Issue: CAPTA Reauthorization
The Child Abuse Prevention and Treatment Act (CAPTA) is a source of funding for certain court programs and is the primary source of prevention funds for child welfare agencies. The eligibility requirements for states to access these funds have been used to dictate state policy and procedure.
No current position, but state court leaders supported reauthorization the last time the Act was reauthorized
The authorization for the Child Abuse Prevention and Treatment Act (CAPTA) expired 9/30/08. The 111th Congress will be considering CAPTA reauthorization in 2009.
CAPTA provides discretionary grant funds to public agencies and non-profit providers and formula grants to states for child abuse prevention and treatment programs. The range of projects that can be funded under CAPTA is quite broad. For example, the discretionary funding can be used for developing kinship care programs, visitation centers for court-ordered supervised visitation between abused children and their parents, visitation centers for the safe exchange of children for visits with non-custodial parents in domestic violence cases, and collaborative efforts to identify cases needing intensive supervision. CAPTA also provides competitive grants to states for programs relating to the investigation and prosecution of child abuse and neglect cases.
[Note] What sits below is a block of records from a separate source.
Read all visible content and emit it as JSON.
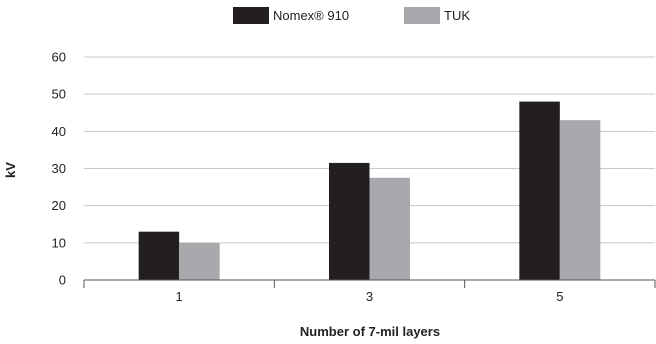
{
  "chart_data": {
    "type": "bar",
    "categories": [
      "1",
      "3",
      "5"
    ],
    "series": [
      {
        "name": "Nomex® 910",
        "values": [
          13,
          31.5,
          48
        ]
      },
      {
        "name": "TUK",
        "values": [
          10,
          27.5,
          43
        ]
      }
    ],
    "colors": [
      "#231f20",
      "#a7a9ac"
    ],
    "title": "",
    "xlabel": "Number of 7-mil layers",
    "ylabel": "kV",
    "ylim": [
      0,
      60
    ],
    "yticks": [
      "0",
      "10",
      "20",
      "30",
      "40",
      "50",
      "60"
    ],
    "grid": true,
    "legend_position": "top-center"
  }
}
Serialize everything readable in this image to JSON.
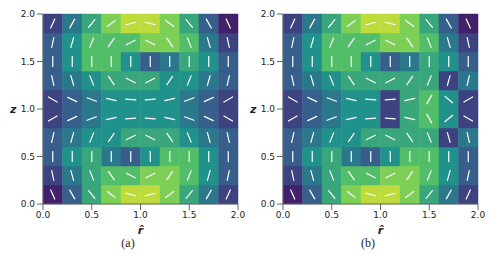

In 2008, the National Child Abuse Coalition submitted recommendations to Congress regarding revisions to the CAPTA. Most of their recommendations were non-controversial and would not impact state courts. However, one recommendation was to add a requirement on states to appoint an attorney representing each foster child’s legal interests, in addition to the existing requirement that a guardian ad litem be appointed for each foster child to represent the child’s best interests.
COSCA members were surveyed to determine current state practice related to representation of children. The survey results indicate that the appointment of a second attorney for foster children will have a significant financial impact on the states. Concern about the financial impact on states was conveyed to the National Child Abuse Coalition and Senate Health, Education, Labor, and Pensions (HELP) Committee staff.
The Senate HELP Committee staff circulated draft reauthorization language in early June 2009. The draft did not include the provision mandating appointment of a second person to provide legal representation. A letter was submitted to HELP Committee leadership on behalf of CCJ/COSCA. APHSA and NCSL also have a concern regarding a new unfunded mandate.
The legislation is on hold until health care reform legislation is resolved. The House is expected to defer action until after legislation is filed in the Senate.